What is the Service Application Manual?


----------



## mechanicalDvr (Jun 25, 2009)

jb8103 said:


> They have a student membership for half dues. Is it worth it? What does this mean:
> 
> What is the Service Application Manual?


The best written info on service and installation of HVACR equipment you will find. It is updated constantly.


----------



## supertek65 (Oct 1, 2009)

i agree!



mechanicalDvr said:


> The best written info on service and installation of HVACR equipment you will find. It is updated constantly.


----------



## nicktech (Jun 22, 2009)

since '94!


----------



## supertek65 (Oct 1, 2009)

wow
thats good i have only been a member since 2000!:no:


nicktech said:


> since '94!


----------



## jb8103 (Sep 24, 2009)

What about a manufacturer's database? You know, like all the service manuals from Rheem and Trane and etcetera?


----------



## jb8103 (Sep 24, 2009)

I guess not. But is such a database available anywhere?


----------



## hvaclover (May 15, 2009)

Past president of Chap 150 and 33 year member.

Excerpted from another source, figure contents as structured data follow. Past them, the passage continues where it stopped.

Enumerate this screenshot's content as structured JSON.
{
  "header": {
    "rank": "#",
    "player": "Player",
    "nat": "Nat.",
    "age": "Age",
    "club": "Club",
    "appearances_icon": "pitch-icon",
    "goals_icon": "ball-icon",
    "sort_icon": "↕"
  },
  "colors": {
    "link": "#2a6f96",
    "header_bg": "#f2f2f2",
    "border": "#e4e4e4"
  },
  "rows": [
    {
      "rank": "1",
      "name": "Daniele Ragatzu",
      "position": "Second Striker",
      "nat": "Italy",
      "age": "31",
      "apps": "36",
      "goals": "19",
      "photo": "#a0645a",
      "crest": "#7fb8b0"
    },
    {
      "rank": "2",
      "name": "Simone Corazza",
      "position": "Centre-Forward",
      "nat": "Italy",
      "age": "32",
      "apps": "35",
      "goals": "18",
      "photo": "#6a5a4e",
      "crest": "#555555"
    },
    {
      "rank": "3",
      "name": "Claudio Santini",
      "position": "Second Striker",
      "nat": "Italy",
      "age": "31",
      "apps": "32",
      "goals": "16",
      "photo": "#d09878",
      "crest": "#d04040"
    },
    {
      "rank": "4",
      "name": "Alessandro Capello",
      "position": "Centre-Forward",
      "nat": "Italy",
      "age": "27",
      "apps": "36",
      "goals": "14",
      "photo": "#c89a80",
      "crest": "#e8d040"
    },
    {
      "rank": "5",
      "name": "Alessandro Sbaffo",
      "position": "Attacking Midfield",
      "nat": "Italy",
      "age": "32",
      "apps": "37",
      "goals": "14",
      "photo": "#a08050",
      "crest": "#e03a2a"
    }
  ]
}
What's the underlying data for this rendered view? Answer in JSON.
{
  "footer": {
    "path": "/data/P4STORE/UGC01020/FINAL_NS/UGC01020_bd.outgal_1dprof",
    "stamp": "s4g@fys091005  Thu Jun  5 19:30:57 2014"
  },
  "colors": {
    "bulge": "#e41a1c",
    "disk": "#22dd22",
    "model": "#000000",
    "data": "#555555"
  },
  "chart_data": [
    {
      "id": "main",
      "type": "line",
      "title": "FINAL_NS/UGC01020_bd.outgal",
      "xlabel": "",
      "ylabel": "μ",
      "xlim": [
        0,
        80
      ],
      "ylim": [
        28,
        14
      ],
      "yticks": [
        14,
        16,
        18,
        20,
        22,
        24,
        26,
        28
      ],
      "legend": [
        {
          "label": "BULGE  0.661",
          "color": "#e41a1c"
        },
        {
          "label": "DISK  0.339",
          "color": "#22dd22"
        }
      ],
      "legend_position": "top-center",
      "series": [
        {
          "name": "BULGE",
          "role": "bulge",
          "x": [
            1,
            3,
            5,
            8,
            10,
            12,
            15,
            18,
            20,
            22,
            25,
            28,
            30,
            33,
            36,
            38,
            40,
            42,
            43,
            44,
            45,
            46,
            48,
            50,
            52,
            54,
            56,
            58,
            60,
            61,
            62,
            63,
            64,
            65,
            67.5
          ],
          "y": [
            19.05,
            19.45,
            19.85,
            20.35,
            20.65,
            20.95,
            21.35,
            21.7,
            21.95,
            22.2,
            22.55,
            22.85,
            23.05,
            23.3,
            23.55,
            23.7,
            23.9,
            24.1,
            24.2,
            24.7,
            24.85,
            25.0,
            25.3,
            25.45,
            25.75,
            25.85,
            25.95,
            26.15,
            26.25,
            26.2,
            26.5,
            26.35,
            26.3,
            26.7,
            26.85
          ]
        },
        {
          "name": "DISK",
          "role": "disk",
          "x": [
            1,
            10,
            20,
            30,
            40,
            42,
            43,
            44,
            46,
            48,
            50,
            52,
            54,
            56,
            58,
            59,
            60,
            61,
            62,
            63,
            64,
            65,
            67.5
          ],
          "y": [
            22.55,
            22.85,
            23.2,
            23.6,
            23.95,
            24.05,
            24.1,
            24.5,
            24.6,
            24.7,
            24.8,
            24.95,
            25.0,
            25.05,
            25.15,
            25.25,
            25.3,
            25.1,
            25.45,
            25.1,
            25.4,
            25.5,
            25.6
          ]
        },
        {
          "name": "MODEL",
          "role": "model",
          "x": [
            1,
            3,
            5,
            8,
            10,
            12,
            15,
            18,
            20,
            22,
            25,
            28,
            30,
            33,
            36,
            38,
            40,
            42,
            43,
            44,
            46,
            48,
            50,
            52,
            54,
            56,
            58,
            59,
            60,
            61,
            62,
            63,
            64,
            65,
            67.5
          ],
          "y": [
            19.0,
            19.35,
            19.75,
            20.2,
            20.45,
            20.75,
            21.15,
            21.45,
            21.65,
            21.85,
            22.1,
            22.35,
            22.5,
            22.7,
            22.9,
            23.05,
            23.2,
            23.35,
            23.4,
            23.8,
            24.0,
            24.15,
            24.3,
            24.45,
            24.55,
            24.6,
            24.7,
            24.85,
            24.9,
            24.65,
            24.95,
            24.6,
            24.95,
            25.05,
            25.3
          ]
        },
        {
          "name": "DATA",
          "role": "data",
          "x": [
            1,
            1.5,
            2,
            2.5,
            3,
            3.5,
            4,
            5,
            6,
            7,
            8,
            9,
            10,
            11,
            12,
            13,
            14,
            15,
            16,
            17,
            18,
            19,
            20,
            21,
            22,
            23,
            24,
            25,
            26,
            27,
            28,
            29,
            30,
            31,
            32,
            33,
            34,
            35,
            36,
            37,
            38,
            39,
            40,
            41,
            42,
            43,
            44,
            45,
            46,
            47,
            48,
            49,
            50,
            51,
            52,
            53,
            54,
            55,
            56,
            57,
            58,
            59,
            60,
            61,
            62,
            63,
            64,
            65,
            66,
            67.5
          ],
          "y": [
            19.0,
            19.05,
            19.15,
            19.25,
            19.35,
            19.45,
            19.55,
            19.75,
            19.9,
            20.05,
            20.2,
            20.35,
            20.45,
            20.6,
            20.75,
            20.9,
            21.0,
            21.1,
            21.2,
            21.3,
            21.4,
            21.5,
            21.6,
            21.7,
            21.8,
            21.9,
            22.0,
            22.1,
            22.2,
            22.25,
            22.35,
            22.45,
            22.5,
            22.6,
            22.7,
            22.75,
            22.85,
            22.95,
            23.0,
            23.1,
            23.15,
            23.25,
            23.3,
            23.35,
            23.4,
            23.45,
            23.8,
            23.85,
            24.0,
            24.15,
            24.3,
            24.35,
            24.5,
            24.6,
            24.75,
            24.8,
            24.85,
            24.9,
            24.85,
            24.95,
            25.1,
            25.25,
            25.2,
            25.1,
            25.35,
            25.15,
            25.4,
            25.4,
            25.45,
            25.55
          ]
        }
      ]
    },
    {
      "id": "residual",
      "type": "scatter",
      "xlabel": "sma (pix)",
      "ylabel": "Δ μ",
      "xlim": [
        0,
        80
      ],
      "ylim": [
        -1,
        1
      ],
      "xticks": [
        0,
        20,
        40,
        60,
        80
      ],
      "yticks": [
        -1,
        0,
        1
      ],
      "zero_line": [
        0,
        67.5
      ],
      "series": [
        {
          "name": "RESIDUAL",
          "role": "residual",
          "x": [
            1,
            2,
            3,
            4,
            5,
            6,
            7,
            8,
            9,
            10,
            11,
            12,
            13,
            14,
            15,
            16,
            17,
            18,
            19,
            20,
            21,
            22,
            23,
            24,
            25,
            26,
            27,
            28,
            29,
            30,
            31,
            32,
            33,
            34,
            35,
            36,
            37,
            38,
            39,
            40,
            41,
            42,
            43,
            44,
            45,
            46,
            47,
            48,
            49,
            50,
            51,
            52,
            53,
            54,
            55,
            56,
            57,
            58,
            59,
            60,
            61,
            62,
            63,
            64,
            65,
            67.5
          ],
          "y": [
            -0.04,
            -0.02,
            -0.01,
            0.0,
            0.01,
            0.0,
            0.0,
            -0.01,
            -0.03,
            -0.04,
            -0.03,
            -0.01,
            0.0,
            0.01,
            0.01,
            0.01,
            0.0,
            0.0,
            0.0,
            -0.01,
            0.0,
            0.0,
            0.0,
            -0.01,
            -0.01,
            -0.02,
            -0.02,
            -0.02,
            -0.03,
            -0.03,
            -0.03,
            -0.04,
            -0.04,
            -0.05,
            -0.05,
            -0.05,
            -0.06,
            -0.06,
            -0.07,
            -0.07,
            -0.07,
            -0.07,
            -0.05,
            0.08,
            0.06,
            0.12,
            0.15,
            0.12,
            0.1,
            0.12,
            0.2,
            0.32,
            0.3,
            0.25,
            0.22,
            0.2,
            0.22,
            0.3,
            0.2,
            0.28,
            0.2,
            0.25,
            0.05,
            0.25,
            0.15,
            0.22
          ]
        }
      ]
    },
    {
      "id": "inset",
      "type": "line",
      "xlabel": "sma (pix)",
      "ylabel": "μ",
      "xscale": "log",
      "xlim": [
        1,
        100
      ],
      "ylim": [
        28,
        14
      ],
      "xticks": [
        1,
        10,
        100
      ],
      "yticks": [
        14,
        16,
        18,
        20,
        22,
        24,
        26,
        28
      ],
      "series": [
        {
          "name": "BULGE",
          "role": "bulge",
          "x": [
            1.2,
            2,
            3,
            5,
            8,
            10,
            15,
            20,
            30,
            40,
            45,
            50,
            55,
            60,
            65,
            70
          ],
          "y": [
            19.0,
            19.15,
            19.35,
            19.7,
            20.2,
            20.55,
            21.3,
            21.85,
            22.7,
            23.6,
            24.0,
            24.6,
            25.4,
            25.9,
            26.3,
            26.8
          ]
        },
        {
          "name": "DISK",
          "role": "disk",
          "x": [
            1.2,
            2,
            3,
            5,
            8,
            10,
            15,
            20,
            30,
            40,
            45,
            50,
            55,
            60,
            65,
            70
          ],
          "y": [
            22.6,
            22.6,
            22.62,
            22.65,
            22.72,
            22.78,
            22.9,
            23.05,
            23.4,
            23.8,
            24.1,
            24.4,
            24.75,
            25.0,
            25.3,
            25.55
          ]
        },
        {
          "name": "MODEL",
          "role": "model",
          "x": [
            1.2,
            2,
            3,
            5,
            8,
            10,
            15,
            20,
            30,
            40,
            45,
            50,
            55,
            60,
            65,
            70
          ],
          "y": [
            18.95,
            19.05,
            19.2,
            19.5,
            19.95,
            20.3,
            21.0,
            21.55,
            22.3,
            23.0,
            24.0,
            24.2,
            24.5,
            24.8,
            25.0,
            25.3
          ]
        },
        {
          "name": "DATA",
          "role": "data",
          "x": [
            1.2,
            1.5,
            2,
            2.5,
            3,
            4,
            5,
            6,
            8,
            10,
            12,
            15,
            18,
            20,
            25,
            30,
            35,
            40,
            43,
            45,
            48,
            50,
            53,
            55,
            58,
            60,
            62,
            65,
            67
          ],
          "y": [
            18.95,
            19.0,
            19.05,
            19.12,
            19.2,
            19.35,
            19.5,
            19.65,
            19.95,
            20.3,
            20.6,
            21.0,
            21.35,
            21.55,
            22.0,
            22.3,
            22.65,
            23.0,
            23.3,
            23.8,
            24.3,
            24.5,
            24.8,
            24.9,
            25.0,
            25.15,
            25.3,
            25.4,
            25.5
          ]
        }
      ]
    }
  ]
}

SAM manuals are also online.

You won't find all the mfg's service manual in any body's data base, at least not legally as it is copy righted material.


----------



## Jeffrey Jay (Sep 22, 2009)

Been looking at that with my ammonia  background. 
How does that compare to ASHRAE though? 
I can't ($) do them all!


----------



## cool_air (Apr 7, 2010)

DuMass said:


> I've been a member for about 11 years now. I feel the annual membership fee is well worth it for the educational and informational aspects.


 I agree !!


----------



## phbsales (Feb 9, 2010)

I haven't looked into RSES or NATE. However, I am UA STAR certified. (Yeah, I'm a union man.) 

Flame on.


----------



## hvaclover (May 15, 2009)

phbsales said:


> I haven't looked into RSES or NATE. However, I am UA STAR certified. (Yeah, I'm a union man.)
> 
> *Flame on*.


 lol...


----------